In 2000, California voters passed Prop. 22, which stated that California would only recognize opposite-sex marriages. In May, 2008, the California Supreme Court invalidated Prop. 22 as being in conflict with the California Constitution. In response, in November, 2008, California voters enacted Prop. 8, which amended the California Constitution to add that "only marriage between a man and a woman is valid or recognized in California." In May, 2009, the California Supreme Court upheld the Constitutional Amendment essentially banning same-sex marriages.
Fast forward to today. In response to the May, 2009 ruling, same-sex marriage proponents filed a lawsuit in Federal Court, alleging that Prop. 8 violated the federal civil rights of two same-sex couples that wanted to get "married". That case went to trial, and as you have undoubtedly heard, the Plaintiffs (proponents of same-sex marriage) won in a landslide. After hearing testimony from numerous witnesses, Judge Vaughn Walker struck down Prop. 8 as being in conflict with the Due Process and Equal Protection Clauses of the United States Constitution (see the next article for a very brief explanation of these clauses).
The decision came as a shock to noone, based on the evidence presented at trial. The Plaintiffs called reliable and persuasive witnesses (17 of them) who testified on all the benefits and the lack of societal detriment of same-sex marriages. On the other hand, the Defendants called unreliable and unpersuasive witnesses (and only 2 of them), whose testimony actually ended up helping the Plaintiffs. Ultimately, the Judge ruled that Prop. 8 could not stand up to strict scrutiny (or even the lesser standard of"rationally related") and struck down the Constitutional amendment.

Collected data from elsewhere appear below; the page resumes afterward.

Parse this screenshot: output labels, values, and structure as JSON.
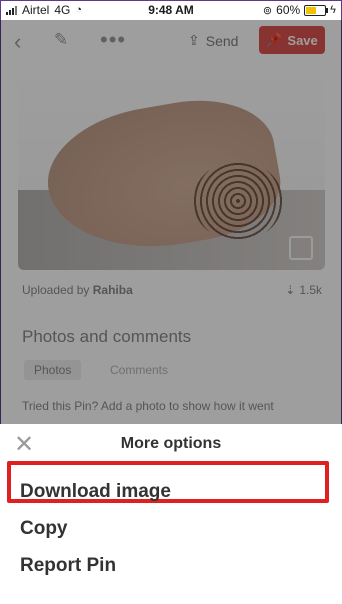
{
  "status_bar": {
    "carrier": "Airtel",
    "network": "4G",
    "time": "9:48 AM",
    "battery": "60%",
    "battery_level": 0.6
  },
  "toolbar": {
    "back_icon": "chevron-left-icon",
    "edit_icon": "pencil-icon",
    "more_icon": "more-icon",
    "send_label": "Send",
    "save_label": "Save"
  },
  "pin": {
    "uploaded_prefix": "Uploaded by",
    "uploader": "Rahiba",
    "saves_count": "1.5k"
  },
  "comments_section": {
    "heading": "Photos and comments",
    "tabs": [
      "Photos",
      "Comments"
    ],
    "prompt": "Tried this Pin? Add a photo to show how it went"
  },
  "sheet": {
    "title": "More options",
    "options": [
      "Download image",
      "Copy",
      "Report Pin"
    ]
  },
  "colors": {
    "accent": "#d9534f",
    "highlight": "#e02020"
  }
}
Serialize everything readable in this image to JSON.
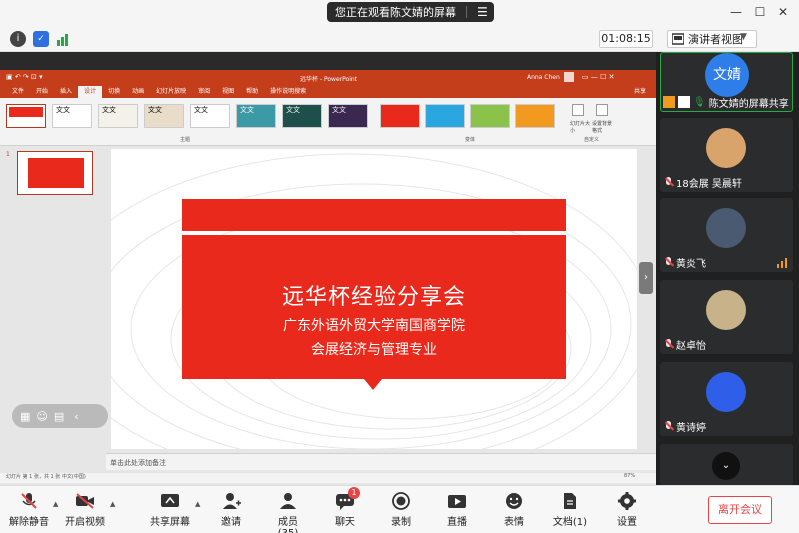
{
  "titlebar": {
    "share_notice": "您正在观看陈文婧的屏幕",
    "menu_icon": "hamburger-icon",
    "win_min": "—",
    "win_max": "☐",
    "win_close": "✕"
  },
  "infobar": {
    "timer": "01:08:15",
    "view_mode": "演讲者视图"
  },
  "powerpoint": {
    "window_title": "远华杯 - PowerPoint",
    "user_name": "Anna Chen",
    "share_btn": "共享",
    "tabs": [
      "文件",
      "开始",
      "插入",
      "设计",
      "切换",
      "动画",
      "幻灯片放映",
      "审阅",
      "视图",
      "帮助",
      "操作说明搜索"
    ],
    "active_tab": "设计",
    "theme_label": "主题",
    "variant_label": "变体",
    "custom_label": "自定义",
    "slide_size": "幻灯片大小",
    "bg_format": "设置背景格式",
    "theme_sample": "文文",
    "slide_number": "1",
    "slide": {
      "title": "远华杯经验分享会",
      "line1": "广东外语外贸大学南国商学院",
      "line2": "会展经济与管理专业"
    },
    "notes_placeholder": "单击此处添加备注",
    "status_left": "幻灯片 第 1 张，共 1 张    中文(中国)",
    "zoom": "87%"
  },
  "colors": {
    "slide_red": "#e8291c",
    "ppt_accent": "#c43e1c",
    "leave_red": "#e54545"
  },
  "participants": [
    {
      "name": "陈文婧的屏幕共享",
      "avatar_text": "文婧",
      "avatar_color": "#2f7de8"
    },
    {
      "name": "18会展 吴晨轩",
      "avatar_color": "#d9a46b"
    },
    {
      "name": "黄炎飞",
      "avatar_color": "#4a5a70"
    },
    {
      "name": "赵卓怡",
      "avatar_color": "#c8b28a"
    },
    {
      "name": "黄诗婷",
      "avatar_color": "#2f5fe8"
    }
  ],
  "toolbar": {
    "unmute": "解除静音",
    "video": "开启视频",
    "share": "共享屏幕",
    "invite": "邀请",
    "members": "成员(35)",
    "chat": "聊天",
    "chat_badge": "1",
    "record": "录制",
    "live": "直播",
    "reactions": "表情",
    "docs": "文档(1)",
    "settings": "设置",
    "leave": "离开会议"
  }
}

So where are we now? As it stands today, same-sex marriages will be valid and recognized in California, pending any stays put into effect during the appellate process. Opponents of same-sex marriage will appeal to the 9th Circuit Court of Appeals, probably based on a "federalism" or 10th Amendment argument, i.e., the federal government cannot and should not decide an issue that is regarded as being within the exclusive province of the state in essence meaning, "this is a state issue, not a federal issue, and the state voters have spoken". Whichever side loses in the 9th Circuit Court will undoubtedly appeal to the United States Supreme Court, the ultimate authority, and absent an amendment to the United States Constitution, we should eventually have a final decision on the matter, one way or another.